Taken together, on top of the unlimited lending capacity already announced This is a package of direct support to businesses, through tax cuts and grants, in this financial year,  worth more than £20 billion and that comes on top of the existing multi-billion pound package which was set out at budget, which included reimbursing small and medium sized companies for the cost of statutory sick pay.

Local authorities will be fully compensated for the cost of these measures and the devolved administrations will receive at least £3.5 billion in additional funding as a result of these measures to provide support for businesses.

Third, the Chancellor will strengthen support for peoples and individuals.
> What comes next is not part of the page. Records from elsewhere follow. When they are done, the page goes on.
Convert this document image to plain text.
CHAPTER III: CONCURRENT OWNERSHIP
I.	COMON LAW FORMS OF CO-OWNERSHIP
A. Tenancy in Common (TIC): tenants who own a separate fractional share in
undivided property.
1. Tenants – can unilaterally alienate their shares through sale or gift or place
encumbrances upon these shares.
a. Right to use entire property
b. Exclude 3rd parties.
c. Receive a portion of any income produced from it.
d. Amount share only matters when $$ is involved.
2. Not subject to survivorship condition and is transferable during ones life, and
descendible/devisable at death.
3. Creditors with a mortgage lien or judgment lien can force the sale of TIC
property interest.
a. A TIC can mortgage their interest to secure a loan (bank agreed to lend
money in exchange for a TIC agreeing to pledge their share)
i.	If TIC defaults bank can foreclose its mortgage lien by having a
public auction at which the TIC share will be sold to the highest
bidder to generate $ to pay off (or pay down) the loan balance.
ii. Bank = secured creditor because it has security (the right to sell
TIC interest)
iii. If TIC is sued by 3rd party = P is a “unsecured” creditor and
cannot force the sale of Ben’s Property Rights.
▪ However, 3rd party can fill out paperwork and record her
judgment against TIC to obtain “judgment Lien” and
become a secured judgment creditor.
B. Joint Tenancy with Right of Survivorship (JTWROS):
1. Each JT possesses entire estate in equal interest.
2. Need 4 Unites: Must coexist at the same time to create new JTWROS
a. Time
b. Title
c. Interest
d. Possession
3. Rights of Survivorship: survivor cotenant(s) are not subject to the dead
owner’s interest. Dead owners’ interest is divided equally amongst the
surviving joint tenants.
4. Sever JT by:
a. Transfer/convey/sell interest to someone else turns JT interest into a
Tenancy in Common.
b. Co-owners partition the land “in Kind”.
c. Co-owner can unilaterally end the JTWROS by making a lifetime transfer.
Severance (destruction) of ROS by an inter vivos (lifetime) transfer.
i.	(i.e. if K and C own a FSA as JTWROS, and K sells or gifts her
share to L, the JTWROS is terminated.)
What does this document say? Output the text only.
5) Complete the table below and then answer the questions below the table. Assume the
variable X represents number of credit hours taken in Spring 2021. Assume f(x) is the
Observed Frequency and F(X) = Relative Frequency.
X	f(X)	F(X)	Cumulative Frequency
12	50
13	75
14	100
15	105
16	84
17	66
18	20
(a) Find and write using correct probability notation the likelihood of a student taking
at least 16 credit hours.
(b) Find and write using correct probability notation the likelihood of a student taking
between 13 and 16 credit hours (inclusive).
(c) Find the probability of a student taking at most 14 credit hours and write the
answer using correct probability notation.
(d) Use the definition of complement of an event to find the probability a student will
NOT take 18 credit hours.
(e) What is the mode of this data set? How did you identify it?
At budget he committed £1 billion to support the financial security of vulnerable people through a ½ billion boost welfare system and a ½ billion hardship fund for Local Authorities.

Also announced that for those that are in difficulties due to coronavirus, mortgage lenders will now offer a three-month mortgage holiday so that people will not have to pay their mortgage costs whilst they get back on their feet.

In the coming days the Chancellor will go much further to support people’s financial security in particular he will work with trade unions and business groups to urgently develop new forms of employment support to help protect people’s jobs and their incomes through this period.